Partager

Les initiateurs de ce rendez-vous littéraire international veulent mettre à contribution les écrivains en vue de répondre à certaines interrogations d’un monde interdépendant. Il est aussi prévu une participation massive d’écrivaines

La 14è édition de la  Rentrée  littéraire se déroulera du 10 au 14 mai à Bamako, Sikasso, Djenné et Tombouctou sous le thème : «Territoire et imaginaires». L’information a été donnée, hier dans un hôtel de la place, à la faveur d’une conférence de presse animée par le directeur exécutif du Fonds des prix littéraires du Mali, Ibrahima Aya et le  responsable technique de l’événement, Sékou Fofana. C’était en présence des représentants de l’Union européenne (UE), de l’Institut français du Mali (IFM), mais aussi d’autres partenaires financiers et techniques et Moov Africa.
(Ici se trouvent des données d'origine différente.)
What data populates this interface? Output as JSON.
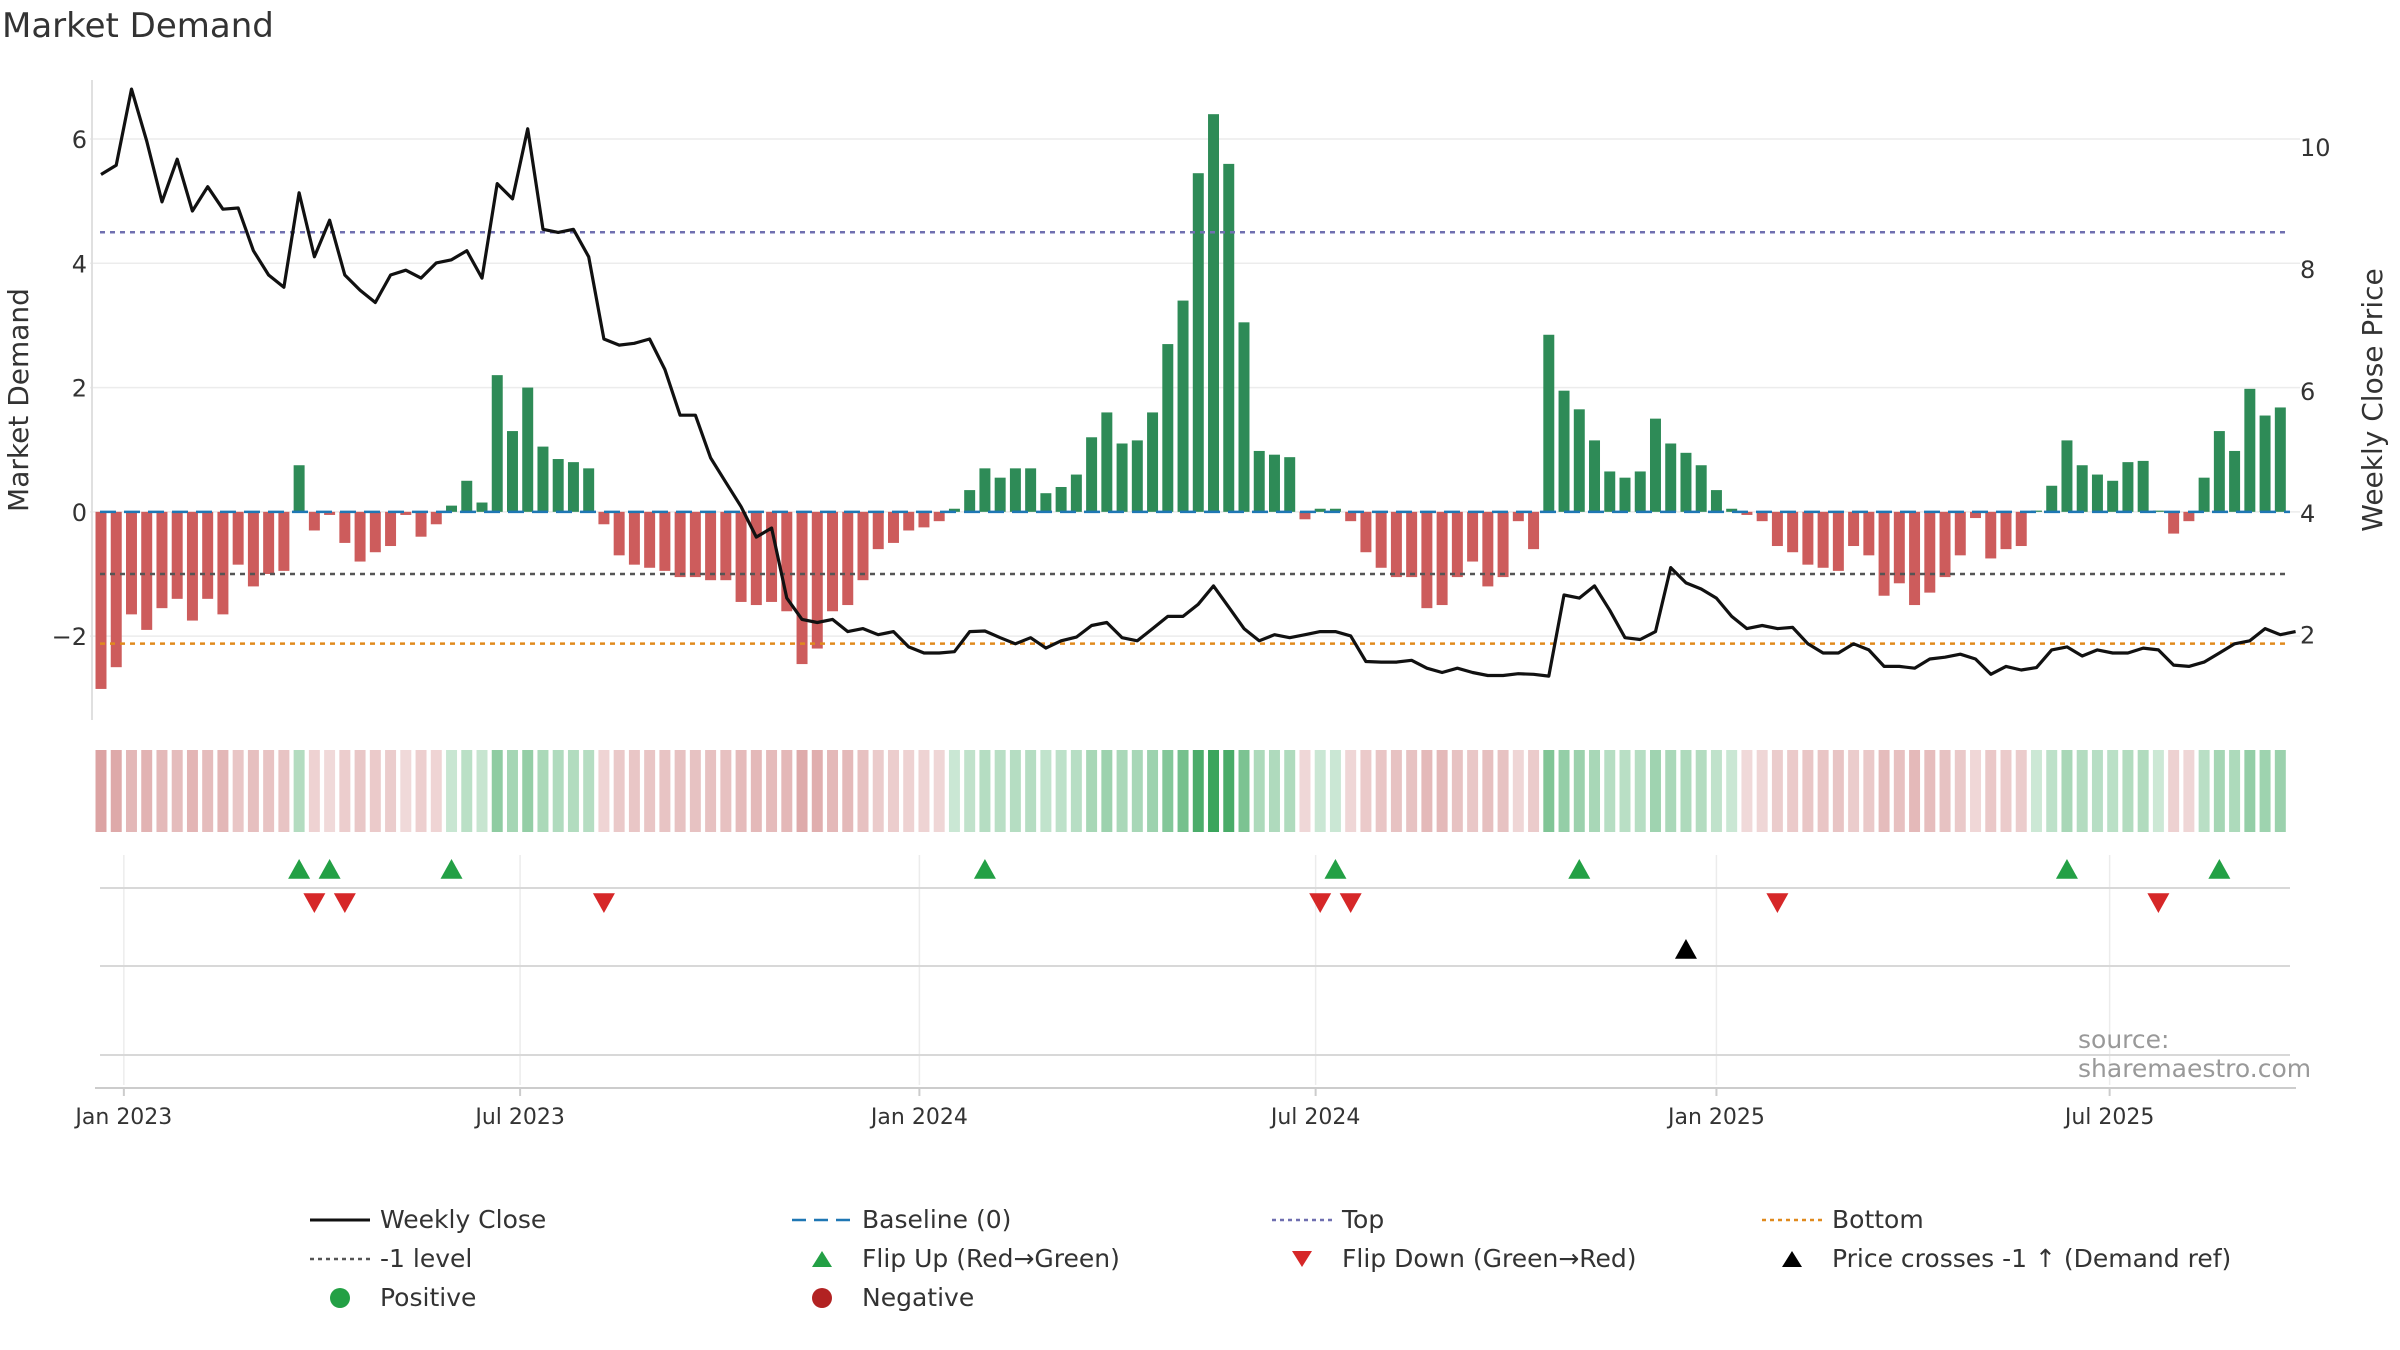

La Rentrée littéraire reste l’un des rares événements d’envergure internationale qui continue de résister à l’épreuve des crises sociopolitique et sanitaire. Après un premier report, les initiateurs avaient tenu à préciser l’impératif du maintien de ce rendez-vous littéraire pour la promotion du secteur et des écrivains africains.

 Le conférencier Aya  a justifié le thème. «Nous vivons dans un monde d’interdépendance. Rêver, penser, construire … ne peut se faire seul. Les auteurs sont invités à travailler sur cette thématique qui aborde les temps violents que nous vivons.   Ils sont conviés  à  se poser des questions relatives à cette thématique à savoir : Comment habiter ces espaces et être habillés par eux, comment entretenir l’équilibre avec les autres qui y vivent ? Que signifie un territoire pour ceux qui l’habitent et comment imaginer ?».

 Les auteurs des 5 continents doivent ainsi donner des  réponses à ces interrogations et partager leurs expériences avec leurs collègues maliens. L’écrivain Ibrahima Aya a aussi exprimé sa satisfaction pour la tenue de cette 14è édition qui a avait connu un report. Il a salué la fidélité et l’accompagnement des partenaires stratégiques pour leur attachement à la littérature et à la promotion des écrivains.

«La Rentrée littéraire a permis de créer un engouement autour du livre, mais aussi de l’écriture»,  a expliqué le conférencier. Et de dire que d’année en année, le nombre d’écrivains maliens augmente. La particularité de l’édition de cette année sera la participation considérable d’écrivaines.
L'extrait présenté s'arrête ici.